Better measure organized screening programs, also considering the lesions identified, as well as the coverage achieved for the elderly not only in the flu vaccination, but in all those provided for by the new National Plan (antipneumococcal and against Herpes Zoster). And again: guarantee complete compliance with the rules of the National Waiting List Government Plan, recovering the services missed during the pandemic. These are just some of the “19 actions” proposed by Salutequità to guarantee greater equity with the New Guarantee System (NSG) of the Essential Levels of Assistance, contained in a report created thanks to the unconditional contribution of the Servier Group in Italy and presented today in Rome .
For waiting lists – we read in the report – there are only two indicators, one 'core' and one 'non-core', and neither of the two verifies and guarantees complete compliance with the rules of the National Waiting List Government Plan, and there is nothing on the recovery of lost benefits during the pandemic. The level of renunciation of care for the measurement of social equity is still considered 'no core', while for Salutequità experts it should become 'core' due to its ability to provide robust information on the role of the Regions in eliminating or reduce health disparities to a minimum, as well as guarantee access, without any discrimination, to healthcare services. Also missing from the 'core' indicators – continues the report – are those on the prevention and management of clinical risk and the various levels of safety in hospitals, on the monitoring of healthcare-related infections, on the humanisation of care in hospitals and, a very hot topic at this moment, on waiting times in the emergency room (where not even the application of the triage guidelines is 'under control') and for hospital admission. Nothing among the 'core' indicators on adherence to therapies, on the implementation of the National Chronicity Plan also with indicators of the diagnostic-therapeutic care pathways (Pdta) and with the verification of the quality, accessibility and equity of assistance for people with illnesses rare.

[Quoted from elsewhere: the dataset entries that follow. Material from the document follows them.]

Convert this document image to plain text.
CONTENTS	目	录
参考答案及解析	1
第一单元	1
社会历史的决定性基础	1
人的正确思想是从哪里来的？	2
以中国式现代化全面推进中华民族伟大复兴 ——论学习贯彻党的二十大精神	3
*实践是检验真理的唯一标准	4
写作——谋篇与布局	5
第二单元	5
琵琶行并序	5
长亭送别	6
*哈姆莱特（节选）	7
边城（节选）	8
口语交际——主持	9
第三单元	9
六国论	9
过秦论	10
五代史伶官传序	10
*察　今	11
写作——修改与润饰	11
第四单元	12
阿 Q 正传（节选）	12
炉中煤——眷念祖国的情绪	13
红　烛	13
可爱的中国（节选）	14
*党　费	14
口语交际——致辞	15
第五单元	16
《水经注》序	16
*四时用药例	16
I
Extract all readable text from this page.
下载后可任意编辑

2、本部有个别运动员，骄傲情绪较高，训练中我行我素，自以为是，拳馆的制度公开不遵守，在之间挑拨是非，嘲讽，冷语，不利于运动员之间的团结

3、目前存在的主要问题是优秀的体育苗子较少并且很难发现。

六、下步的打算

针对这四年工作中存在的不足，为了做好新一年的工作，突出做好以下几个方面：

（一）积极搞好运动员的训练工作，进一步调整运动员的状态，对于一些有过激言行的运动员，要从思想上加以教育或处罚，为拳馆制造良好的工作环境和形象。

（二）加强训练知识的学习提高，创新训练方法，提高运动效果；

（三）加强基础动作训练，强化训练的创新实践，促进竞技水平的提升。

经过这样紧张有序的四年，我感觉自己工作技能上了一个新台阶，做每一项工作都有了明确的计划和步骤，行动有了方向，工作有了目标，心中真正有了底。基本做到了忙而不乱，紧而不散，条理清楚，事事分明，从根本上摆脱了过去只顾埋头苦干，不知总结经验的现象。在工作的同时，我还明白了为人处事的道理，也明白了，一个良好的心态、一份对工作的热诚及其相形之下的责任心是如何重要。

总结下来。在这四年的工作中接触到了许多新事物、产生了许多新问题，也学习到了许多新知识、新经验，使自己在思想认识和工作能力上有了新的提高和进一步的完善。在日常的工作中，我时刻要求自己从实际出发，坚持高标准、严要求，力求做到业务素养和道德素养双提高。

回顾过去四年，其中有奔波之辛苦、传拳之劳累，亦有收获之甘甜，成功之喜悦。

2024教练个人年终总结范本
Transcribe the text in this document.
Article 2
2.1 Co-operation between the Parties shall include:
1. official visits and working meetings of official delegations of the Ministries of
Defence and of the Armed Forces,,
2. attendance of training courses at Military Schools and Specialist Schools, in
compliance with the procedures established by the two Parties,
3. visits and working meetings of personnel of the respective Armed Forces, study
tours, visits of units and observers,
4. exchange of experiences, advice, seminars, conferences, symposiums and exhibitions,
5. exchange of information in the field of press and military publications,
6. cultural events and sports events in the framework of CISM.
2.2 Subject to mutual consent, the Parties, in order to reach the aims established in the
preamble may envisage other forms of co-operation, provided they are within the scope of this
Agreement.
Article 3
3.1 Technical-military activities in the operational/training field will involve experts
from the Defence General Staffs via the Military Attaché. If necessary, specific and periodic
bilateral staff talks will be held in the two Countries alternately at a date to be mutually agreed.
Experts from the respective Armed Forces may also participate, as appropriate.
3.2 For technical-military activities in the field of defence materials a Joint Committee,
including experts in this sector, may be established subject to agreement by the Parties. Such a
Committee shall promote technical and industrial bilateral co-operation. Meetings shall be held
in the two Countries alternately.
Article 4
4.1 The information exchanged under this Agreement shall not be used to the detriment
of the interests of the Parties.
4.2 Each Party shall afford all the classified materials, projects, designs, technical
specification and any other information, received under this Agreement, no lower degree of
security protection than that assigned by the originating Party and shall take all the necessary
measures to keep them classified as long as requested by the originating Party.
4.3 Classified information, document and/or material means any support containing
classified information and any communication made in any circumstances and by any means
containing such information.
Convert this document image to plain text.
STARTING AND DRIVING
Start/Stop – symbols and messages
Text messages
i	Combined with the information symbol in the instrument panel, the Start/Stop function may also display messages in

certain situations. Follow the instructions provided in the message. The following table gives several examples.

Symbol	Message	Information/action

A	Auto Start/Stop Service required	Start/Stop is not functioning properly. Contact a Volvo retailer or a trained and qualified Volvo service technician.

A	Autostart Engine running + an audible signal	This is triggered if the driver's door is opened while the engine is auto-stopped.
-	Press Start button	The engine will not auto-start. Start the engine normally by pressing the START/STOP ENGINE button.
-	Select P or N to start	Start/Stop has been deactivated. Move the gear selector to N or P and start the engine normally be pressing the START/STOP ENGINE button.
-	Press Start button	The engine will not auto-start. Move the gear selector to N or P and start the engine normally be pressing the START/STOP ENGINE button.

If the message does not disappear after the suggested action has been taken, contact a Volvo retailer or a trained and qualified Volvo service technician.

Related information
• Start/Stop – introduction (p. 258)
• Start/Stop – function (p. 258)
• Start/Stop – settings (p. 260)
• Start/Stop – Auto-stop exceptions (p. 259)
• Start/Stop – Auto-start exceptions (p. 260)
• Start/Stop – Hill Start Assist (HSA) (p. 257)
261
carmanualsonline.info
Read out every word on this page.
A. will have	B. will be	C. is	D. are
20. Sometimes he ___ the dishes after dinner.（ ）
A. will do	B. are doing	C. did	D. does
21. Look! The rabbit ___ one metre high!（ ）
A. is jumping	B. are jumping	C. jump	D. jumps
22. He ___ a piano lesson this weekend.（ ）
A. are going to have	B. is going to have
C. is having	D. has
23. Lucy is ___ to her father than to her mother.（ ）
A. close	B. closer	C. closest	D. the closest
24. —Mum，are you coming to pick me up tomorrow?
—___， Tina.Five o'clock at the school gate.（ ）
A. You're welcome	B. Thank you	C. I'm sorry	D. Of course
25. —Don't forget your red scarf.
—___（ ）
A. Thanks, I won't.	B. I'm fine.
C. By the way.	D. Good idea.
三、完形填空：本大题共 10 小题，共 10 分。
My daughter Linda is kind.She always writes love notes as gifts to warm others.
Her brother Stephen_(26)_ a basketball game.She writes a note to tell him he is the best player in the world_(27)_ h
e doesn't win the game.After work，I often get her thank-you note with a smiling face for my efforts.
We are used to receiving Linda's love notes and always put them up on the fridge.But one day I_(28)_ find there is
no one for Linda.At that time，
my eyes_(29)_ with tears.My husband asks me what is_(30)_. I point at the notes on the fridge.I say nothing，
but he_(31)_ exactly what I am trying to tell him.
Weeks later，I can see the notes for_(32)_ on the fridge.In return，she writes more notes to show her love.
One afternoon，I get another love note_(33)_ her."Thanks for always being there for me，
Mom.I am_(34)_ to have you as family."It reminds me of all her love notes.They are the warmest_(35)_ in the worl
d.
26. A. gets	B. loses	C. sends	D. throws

We must then introduce and put in the foreground – underlines Salutequità – the verification of territorial assistance (family doctors and paediatricians, family and community nurses, continuity of care, compliance with decree 77/2022 for the reorganization of territorial assistance for as regards additional nursing, medical and other healthcare profession personnel) and, for integrated home care, among other checks, the composition of the teams and the hours of patient care. Just as it should be included among the 'core' indicators – the report continues – those on compliance with the standards and staffing needs in all the structures designed by the Pnrr (and indicated in the application decrees) and for the palliative care network, also with the related financing. Then the stratification of the population (demography changes the horizons of care) and the whole chapter of telemedicine, teleassistance and the electronic health record.
To avoid inequalities, Salutequità recommends providing an agile, flexible and dynamic updating system for the monitoring indicators currently envisaged by the decree; integrate the composition of the Lea Committee with the participation of lay members (today “the controller is also the controlled”); guarantee greater timeliness and dynamism in the publication of Lea scores, reviewing the current 'final' timing (31 December of the following year and not as now that the data still refers to 2019); implement the provision of the 'Lea strengthening intervention' by the Regions as envisaged by the 2019-2021 Health Pact; define the thresholds of each indicator in a challenging way, verify all further Lea obligations in a substantial way; modernize, strengthen and integrate the 'core' subset of the New LEA guarantee system with new indicators.